Here is the question:
Show that is natural in both variables. That is suppose $f: X \rightarrow Y, u \in \tilde{H^{*}}(Y), \alpha \in \tilde{H_{*}}(X).$ Then we can form the cap products$$ \langle u, f_{*}(\alpha)\rangle \in \tilde{H}_{n-k}(Y)$$ and $$\langle f^{*}(u), \alpha)\rangle \in \tilde{H}_{n-k}(X).$$
Show that $$f_{*}(\langle f^{*}(u), \alpha) \rangle) = \langle u, f_{*}(\alpha) \rangle. $$
Could anyone help me in proving this exercise please?
There is a chain map $C_*(A ) \rightarrow C_*(A) \otimes C_*(A)$ called the Alexander-Whitney chain map which is chain homotopic to $C_*(A) \rightarrow C_*(A \times A) \rightarrow C_*(A) \otimes C_*(A)$ where the first map is the diagonal map and the second map is the Künneth map.

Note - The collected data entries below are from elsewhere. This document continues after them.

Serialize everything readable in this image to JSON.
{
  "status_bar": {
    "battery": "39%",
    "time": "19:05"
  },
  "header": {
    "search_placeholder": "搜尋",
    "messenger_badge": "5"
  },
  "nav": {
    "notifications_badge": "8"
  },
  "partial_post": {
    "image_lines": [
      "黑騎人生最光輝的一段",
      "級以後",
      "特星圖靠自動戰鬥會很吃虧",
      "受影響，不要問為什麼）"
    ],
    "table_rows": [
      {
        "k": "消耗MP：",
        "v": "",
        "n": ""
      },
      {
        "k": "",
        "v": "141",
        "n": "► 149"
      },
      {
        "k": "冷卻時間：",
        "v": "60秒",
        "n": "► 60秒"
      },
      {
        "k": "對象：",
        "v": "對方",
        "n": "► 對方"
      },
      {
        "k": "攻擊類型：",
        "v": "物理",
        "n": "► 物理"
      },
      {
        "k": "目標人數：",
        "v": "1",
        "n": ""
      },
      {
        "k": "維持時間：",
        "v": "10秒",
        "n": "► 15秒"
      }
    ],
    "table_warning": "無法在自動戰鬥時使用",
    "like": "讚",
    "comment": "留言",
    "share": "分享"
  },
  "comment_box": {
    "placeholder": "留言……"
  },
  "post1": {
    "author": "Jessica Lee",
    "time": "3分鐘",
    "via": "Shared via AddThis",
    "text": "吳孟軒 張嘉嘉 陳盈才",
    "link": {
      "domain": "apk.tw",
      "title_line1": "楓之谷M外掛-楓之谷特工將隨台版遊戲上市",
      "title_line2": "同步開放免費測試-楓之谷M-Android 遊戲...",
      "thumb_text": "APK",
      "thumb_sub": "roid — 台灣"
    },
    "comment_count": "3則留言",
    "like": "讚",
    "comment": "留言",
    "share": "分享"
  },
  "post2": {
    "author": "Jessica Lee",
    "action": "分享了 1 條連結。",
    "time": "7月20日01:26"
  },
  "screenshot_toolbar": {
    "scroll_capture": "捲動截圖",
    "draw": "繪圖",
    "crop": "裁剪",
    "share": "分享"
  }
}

Then for a $p-$chain, $\sigma \in C_p(X;R)$ and a $q-$cochain, $\phi \in C^q(X;R)$ we see using this that $\sigma \cap \phi = \phi(_q\sigma) * \sigma_{p-q}$ where $_i \sigma$ and $\sigma_j$ are the $i-$th back face and $j-$th front face respectively.
To understand this chain map and front/back faces better I recommend reading the relevant part of the chapter titled "Multiplication" in James V. Wicks "Homology theory".
Changing your notation a bit, if we have $u$ and $\alpha$ be representatives of your cohomology classes $[u]$ and $[\alpha]$ and $f_\#:C_*(X;R) \rightarrow C_*(Y;R)$ and $f^\#: C^*(Y;R) \rightarrow C^*(X;R)$ are the induced chain maps by $f$ and $r * \eta \in C_*(A;R)$ just denotes multiplication of $\eta \in C_*(A)$ and $r \in R$ we see that
$f_\#(\alpha \cap f^\#(u)) = f_\#(\alpha \cap (u \circ f_\#))$
$= f_\#((u \circ f_\#)(_n\alpha) * \alpha_{n-k}) = (u \circ f_\#)(_n\alpha) * f_\#(\alpha_{n-k}) = (u( f_\#(_n\alpha)) * f_\#(\alpha)_{n-k}$
$= (u( _nf_\#(\alpha)) * f_\#(\alpha)_{n-k} = f_\#(\alpha) \cap u$.
First equality comes from the fact that $f^\#(u) = u \circ f_\#$.
The second equality uses the identity $\sigma \cap \phi = \phi(_q\sigma) * \sigma_{p-q}$ for $\sigma = \alpha$ and $\phi = u \circ f_\#$.
Third equality uses that $f_\#$ is $R-$linear and $(u \circ f_\#)(_n \alpha) \in R$.
Fourth and fifth equality uses naturality of taking back and front faces of simplices which says that $(-)_{n-k}$ and $_n(-)$ commute with chain maps $f_\#$.
The final equality uses the formula $\sigma \cap \phi = \phi(_q\sigma) \sigma_{p-q}$ once more for $\sigma = f_\#(\alpha)$ and $\phi = u$.